There is a solution to the puzzle, but I don’t have it yet. I’m constantly working on it. I’m doing my morning pages. I’m taking media-free walks. I’m brainstorming on paper. I’m reading relevant books.
I have this feeling that all the pieces that are floating around in my head, all the snippets of scenes are going to fall into the right place and then the story will pour out, but I can’t force those pieces together. I have to keep giving my brain input and time to find the right fit.
So, I’m trying to be something I’m not naturally…patient. Actively patient, though.
I’m not stopping. This isn’t a block. This is part of the process.
By the way, I’m not one of those writers who will tell you writer’s block doesn’t exist. That’s bullshit. It exists—in different ways and in different forms and for different reasons for different people. It annoys me when writers or writing teachers tell other writers what they’re feeling isn’t real. But I also think that sometimes we think something is a block when really, we just are trying to rush the process.
So here I am, not rushing. But working. Sending cookies down to the girls in the basement.
In Other News…
One of the ideas I got during this thinking process was not about my book but about this newsletter and this summer.
Since starting this newsletter, I’ve heard from a lot of you, and I know I’m not alone in writer burnout land. So, I’m planning something for this summer to hopefully help give us all a boost of writing love: The Summer of Love (of Writing)
More details will be coming soon, but I’m really excited about it! :)
So, if you know other writers who you think would benefit from this newsletter and this type of content, please share! :)

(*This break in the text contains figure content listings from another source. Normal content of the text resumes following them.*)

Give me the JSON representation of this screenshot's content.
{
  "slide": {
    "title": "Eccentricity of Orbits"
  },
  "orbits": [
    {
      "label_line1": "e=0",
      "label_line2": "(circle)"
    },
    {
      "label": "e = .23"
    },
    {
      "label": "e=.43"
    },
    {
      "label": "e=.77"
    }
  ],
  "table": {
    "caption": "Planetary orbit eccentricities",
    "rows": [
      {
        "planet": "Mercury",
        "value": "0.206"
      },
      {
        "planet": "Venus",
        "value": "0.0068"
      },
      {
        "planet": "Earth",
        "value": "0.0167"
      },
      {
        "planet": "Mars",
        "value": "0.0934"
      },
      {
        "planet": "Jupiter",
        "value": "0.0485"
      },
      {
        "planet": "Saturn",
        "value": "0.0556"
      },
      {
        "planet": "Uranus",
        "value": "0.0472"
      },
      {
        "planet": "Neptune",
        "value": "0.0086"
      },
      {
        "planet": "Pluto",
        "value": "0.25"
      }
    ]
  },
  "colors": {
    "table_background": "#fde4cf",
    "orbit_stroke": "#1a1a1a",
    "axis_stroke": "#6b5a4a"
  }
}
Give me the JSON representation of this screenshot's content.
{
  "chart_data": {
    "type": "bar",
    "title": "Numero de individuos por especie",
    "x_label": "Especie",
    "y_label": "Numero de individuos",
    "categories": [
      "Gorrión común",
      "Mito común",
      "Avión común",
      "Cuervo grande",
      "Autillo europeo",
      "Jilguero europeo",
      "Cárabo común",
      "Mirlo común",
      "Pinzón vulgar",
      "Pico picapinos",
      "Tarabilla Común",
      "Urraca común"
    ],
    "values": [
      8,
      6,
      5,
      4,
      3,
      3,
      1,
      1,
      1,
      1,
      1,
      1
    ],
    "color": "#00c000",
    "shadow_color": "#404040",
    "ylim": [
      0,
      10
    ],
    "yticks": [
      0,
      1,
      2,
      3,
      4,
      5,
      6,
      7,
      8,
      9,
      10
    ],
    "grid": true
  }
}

That’s all for now. How are things going for you?
I was such a Guns 'n Roses fan back in the day! I miss the days of vinyl where you could just walk out of a record store with a new prized possession. I do like streaming and having all the world's music at my fingertips but there was just something about browsing in those record stores. Sigh, feeling nostalgic (and old).

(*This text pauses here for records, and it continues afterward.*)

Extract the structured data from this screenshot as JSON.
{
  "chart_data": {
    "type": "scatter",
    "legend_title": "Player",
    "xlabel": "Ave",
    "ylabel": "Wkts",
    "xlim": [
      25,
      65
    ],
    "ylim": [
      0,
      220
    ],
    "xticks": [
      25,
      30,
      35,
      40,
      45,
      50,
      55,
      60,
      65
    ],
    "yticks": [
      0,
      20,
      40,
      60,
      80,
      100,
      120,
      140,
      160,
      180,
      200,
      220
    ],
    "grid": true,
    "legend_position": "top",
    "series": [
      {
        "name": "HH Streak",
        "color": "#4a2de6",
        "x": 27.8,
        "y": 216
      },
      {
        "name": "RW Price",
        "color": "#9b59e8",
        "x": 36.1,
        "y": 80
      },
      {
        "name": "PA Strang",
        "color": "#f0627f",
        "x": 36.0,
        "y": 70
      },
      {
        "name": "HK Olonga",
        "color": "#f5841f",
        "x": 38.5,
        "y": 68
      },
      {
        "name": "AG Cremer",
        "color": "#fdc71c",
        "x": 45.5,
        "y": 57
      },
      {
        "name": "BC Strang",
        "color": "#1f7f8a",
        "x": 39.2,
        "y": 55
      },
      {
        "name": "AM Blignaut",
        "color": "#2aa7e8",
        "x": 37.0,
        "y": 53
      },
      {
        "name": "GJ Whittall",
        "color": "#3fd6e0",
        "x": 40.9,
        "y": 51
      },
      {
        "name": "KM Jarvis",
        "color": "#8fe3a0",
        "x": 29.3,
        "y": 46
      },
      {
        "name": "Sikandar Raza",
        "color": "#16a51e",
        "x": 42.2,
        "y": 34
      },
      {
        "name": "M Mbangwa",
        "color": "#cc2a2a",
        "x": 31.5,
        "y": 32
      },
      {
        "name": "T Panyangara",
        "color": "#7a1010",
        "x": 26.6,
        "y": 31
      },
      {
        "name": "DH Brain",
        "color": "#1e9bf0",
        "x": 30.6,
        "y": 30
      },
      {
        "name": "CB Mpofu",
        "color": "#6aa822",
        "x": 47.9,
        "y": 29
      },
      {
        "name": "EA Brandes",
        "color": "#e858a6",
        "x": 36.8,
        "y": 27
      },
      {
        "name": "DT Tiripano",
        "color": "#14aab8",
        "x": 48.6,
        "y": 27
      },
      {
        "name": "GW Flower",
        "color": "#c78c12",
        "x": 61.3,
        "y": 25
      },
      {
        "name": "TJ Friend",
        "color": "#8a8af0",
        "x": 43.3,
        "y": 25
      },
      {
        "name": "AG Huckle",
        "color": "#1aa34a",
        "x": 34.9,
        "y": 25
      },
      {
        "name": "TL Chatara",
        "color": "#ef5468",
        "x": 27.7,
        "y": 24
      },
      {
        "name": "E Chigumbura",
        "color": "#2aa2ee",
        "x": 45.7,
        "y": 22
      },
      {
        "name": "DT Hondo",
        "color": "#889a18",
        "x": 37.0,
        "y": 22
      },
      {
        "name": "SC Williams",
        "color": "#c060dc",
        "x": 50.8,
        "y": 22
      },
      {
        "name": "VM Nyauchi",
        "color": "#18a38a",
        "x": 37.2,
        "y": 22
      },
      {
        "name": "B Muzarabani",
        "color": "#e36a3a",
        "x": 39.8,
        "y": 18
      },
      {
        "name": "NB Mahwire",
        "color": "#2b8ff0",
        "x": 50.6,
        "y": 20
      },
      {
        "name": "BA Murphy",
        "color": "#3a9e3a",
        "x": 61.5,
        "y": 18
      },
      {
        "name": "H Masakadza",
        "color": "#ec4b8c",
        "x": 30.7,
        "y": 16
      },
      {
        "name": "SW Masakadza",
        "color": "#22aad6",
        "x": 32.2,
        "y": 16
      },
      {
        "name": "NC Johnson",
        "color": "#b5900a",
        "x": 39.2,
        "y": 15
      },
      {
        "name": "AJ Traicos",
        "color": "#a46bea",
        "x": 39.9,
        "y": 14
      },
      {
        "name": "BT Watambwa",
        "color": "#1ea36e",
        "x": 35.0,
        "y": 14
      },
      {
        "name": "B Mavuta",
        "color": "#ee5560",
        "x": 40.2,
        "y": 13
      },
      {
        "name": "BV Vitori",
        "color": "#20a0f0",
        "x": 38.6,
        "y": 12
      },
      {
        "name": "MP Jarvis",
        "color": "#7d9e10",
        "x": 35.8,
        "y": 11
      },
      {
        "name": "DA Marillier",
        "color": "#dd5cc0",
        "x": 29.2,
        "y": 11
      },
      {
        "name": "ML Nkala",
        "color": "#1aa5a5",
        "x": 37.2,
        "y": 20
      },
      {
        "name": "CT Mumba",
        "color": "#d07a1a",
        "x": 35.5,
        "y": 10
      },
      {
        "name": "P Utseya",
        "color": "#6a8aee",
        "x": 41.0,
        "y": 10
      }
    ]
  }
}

There really is something about writing longhand that makes it all feel less daunting. Jennifer Lynn Barnes had a Twitter thread a while back about how she blocks out her scenes in a notebook, sketches out the dialogue and only when she's done with that, she writes the scene out on her laptop. Paraphrasing but I believe that was the gist of it. Definitely going to give that a try when I've found some mental space to write again.
I've been trying to learn to be patient too, but it's a tightrope walk. I'm discovering that I am very pressure driven, so deadlines work for me. But they have to be a deadline I promise to someone else because I can lie to myself all day long. When my characters story aren't working for me, I do keep moving ahead, but it's more a tiptoe than a sprint. I find I can usually write my way out of whatever is "wrong" if I just poke at it rather than charging in. Curious to see what you have in store!